Hopefully, I can write this part of the story with some brevity. It all started with a case of hives. I’ve had them before and didn’t think anything of it. I went to the Urgent Care place, got my five-day pack of steroids and was on my way. In this instance, “on my way” turned into a fever spiking up to over 104 degrees, chills that mirrored convulsions, two weeks in the hospital and more blood drawn, biopsies and MRIs than most people will have in their lifetime. I was quite a celebrity at the hospital for a while because no one could quite pinpoint what was wrong. Doctors would glide in and out tell me their specialty – Hematology, Infectious Disease, Surgery, etc. – then float back out writing instructions for more tests to challenge my fever-ravaged body. (There’s a Portillo’s across the street from the hospital, so I did get frequent chocolate malts from my dad, which was a welcome upside.) The ultimate diagnosis? Something called Still’s Disease – an autoimmune/rheumotological condition that affects the bones and joints, causes the rash and has the dangerous potential for one’s temperature to go from normal to boiling in a matter of minutes. As if having one rare, incurable, sometimes debilitating disease wasn’t enough, I now have two.

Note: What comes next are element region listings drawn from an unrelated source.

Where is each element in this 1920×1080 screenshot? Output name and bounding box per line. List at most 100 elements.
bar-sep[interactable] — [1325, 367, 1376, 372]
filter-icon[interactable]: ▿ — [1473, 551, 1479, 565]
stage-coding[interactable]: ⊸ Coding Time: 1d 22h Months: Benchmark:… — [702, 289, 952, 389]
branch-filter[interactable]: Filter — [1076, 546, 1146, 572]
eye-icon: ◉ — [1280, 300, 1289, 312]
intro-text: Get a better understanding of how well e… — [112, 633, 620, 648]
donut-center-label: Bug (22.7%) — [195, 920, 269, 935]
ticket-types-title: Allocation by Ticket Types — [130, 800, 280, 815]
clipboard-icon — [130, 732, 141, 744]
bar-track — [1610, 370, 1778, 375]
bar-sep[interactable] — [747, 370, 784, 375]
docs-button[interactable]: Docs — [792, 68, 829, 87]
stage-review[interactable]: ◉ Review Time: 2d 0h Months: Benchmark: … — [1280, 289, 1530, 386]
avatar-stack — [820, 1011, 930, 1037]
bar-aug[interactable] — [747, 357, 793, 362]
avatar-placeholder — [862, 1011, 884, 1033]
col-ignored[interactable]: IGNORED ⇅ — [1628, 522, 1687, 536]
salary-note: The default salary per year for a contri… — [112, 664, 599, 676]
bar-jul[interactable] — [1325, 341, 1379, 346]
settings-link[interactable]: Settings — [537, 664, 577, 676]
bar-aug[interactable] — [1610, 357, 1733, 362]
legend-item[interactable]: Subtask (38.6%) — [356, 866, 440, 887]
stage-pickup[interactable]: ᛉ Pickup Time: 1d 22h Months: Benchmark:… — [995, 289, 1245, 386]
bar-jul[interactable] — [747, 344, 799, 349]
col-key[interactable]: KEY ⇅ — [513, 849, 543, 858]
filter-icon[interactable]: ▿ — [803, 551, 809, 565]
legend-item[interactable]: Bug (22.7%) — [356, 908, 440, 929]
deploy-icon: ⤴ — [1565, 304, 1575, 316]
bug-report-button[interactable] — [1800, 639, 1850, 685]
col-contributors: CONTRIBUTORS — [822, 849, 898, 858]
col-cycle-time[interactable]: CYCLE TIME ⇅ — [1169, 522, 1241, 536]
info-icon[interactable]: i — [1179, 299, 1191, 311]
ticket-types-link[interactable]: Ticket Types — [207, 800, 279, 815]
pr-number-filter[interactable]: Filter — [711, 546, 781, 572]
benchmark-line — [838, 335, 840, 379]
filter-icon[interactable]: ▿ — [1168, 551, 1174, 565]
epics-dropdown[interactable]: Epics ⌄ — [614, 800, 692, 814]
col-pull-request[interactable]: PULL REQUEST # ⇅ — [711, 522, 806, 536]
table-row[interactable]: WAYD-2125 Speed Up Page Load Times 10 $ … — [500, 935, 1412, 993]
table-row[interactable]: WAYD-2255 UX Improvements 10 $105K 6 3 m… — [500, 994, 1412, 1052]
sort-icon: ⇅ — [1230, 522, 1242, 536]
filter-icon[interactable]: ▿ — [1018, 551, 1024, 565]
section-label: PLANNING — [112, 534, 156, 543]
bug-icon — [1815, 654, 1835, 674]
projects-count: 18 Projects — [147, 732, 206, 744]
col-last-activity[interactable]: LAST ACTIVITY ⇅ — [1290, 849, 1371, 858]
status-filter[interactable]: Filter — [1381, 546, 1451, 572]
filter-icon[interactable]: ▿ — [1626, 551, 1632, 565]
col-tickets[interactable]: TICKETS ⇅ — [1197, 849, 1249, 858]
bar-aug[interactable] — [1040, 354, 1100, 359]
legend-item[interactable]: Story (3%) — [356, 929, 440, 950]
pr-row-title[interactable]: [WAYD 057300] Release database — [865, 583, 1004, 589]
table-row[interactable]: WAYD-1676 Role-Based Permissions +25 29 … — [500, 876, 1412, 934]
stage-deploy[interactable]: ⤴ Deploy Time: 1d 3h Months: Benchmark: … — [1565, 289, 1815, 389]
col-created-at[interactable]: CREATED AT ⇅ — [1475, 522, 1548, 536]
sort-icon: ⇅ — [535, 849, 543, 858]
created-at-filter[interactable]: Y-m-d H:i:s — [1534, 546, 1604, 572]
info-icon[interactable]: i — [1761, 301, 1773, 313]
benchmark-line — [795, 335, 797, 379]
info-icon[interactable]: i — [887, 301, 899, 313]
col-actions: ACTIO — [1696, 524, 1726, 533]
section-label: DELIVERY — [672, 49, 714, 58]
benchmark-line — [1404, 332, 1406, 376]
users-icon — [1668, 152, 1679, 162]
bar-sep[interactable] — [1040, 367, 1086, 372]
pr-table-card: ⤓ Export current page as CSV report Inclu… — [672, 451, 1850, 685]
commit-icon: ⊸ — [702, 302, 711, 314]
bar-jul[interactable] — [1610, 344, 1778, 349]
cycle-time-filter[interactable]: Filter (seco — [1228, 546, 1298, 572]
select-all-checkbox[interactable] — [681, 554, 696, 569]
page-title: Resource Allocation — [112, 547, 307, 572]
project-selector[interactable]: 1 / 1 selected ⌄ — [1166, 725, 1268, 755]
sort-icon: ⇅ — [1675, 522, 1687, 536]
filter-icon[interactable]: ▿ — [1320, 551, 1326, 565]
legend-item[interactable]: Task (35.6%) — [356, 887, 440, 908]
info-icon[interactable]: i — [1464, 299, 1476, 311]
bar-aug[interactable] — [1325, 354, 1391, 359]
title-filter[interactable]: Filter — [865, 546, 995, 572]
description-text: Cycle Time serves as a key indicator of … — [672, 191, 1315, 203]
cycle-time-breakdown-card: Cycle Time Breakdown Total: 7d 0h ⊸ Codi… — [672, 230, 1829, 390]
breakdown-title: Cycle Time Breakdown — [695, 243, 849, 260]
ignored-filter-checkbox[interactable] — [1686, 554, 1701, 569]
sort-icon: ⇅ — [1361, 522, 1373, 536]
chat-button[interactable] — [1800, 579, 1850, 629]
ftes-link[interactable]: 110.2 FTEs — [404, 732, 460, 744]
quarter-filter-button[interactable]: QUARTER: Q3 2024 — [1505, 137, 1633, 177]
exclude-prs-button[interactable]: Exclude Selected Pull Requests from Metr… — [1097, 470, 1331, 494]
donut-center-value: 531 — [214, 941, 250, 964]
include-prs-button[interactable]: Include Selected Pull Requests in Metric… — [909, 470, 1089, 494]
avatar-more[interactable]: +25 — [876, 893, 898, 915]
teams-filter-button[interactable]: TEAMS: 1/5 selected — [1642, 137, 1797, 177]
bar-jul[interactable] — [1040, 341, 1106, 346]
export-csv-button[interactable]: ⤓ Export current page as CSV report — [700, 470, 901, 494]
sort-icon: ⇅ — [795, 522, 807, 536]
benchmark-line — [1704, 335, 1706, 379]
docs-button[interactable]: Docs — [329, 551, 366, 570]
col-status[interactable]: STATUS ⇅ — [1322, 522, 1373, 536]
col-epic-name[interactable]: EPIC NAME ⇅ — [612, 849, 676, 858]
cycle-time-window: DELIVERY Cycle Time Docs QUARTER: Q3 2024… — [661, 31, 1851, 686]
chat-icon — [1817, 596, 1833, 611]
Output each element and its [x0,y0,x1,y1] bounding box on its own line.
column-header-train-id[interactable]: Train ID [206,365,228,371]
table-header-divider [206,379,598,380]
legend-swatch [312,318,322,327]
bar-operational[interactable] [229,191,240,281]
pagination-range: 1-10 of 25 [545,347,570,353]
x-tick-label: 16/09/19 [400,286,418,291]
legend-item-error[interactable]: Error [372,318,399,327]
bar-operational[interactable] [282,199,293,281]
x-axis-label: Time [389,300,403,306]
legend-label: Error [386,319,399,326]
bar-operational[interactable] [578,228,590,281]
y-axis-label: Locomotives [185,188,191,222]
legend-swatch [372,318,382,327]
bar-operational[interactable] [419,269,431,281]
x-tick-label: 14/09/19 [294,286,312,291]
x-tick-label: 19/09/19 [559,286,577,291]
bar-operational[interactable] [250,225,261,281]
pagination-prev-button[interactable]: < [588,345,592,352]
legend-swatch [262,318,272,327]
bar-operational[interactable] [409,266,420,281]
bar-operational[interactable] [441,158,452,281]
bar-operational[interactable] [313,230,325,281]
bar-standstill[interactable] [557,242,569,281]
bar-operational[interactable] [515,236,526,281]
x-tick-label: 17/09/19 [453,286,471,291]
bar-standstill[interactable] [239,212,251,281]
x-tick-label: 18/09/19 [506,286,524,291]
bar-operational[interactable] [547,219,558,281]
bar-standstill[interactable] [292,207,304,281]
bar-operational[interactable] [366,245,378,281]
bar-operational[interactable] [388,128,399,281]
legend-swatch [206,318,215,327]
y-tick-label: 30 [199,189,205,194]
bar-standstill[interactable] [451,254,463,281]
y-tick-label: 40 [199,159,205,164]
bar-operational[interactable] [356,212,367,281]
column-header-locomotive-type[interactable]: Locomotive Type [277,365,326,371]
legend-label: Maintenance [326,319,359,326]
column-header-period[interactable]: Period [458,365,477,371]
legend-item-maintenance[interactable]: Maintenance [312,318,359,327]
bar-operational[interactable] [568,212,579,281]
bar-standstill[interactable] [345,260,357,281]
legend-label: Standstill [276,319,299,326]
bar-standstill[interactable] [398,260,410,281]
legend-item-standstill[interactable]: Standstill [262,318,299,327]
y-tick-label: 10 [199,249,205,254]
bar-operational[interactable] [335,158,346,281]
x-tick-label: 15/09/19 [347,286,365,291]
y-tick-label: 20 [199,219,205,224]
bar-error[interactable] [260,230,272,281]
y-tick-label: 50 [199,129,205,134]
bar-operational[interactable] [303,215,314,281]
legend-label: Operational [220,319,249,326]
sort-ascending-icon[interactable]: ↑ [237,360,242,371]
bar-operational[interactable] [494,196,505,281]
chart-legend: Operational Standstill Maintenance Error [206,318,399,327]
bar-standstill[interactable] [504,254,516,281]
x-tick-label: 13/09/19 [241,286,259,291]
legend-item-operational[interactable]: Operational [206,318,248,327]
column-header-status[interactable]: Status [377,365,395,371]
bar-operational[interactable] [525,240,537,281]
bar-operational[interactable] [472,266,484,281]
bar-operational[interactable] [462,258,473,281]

And here’s where the vanity part comes in. The treatment for my new condition is a combination of yet more drugs, in addition to the plethora I already take for TN. And, as usual, they come with side effects. I am now taking steroids daily, meaning I have ballooned up like a puffer fish, complete with “moon face” effect and twenty pounds gained in about six weeks. And, in order to stay on as low a dose of steroids as possible without my liver exploding, I am taking a chemotherapy drug weekly – or rather weakly – as it has sapped me of most of my energy. Oh, and my hair is getting thinner, which is exactly what you want to have happen while your face is getting fatter. Right? The overall impact of this situation has essentially eroded my willingness to care how I look about 70% of the time. It just doesn’t matter. I roll out of bed, smooth my hair down as much as possible, brush my teeth, wash my face (maybe) and am on my way, usually in stretchy pants and big t-shirts that support my expanding self. Oh, I do shower (maybe) but I do that at night because on many days, the thought of blowdrying my hair is more energy than I can expend.
Here’s the thing…it’s actually kind of great. I’m not saying that I’ve completely given up. I’m trying to offset the plumping with healthier eating. I clean up when appropriate. But if it’s just a lay-about day, or maybe one where all I need to do is run to the grocery store, my new mantra is “Fuck it”. And I kind of love that. And honestly, I’ve realized that people don’t really stare at me as much as I expected. Some do, but they probably stared at me before. That’s not because I’m gorgeous. Back before I bulked up, I was a solid 7 on a really good day, something I came to terms with long ago. I just dress a little punky for someone my age. Contrary to my disheveled appearance, I’ve actually become friendlier. I talk to people at the store, say “good morning” to people on the street, all while looking a way that would never be acceptable to me before. They may be thinking, “who is this fat-faced, scraggly haired woman in a black leather jacket and why is she talking to me,” but it just doesn’t matter.
I know I’ll care at some point but for now, I’m just gonna roll with it. Or rather “rolls” with it, as in the ones I have on my newly ample chin. And, now I can add I’m adding a new audience to my blog – my fellow “Dragon Slayers” of the Still’s Disease community. Welcome to my blog. So sorry you’re here.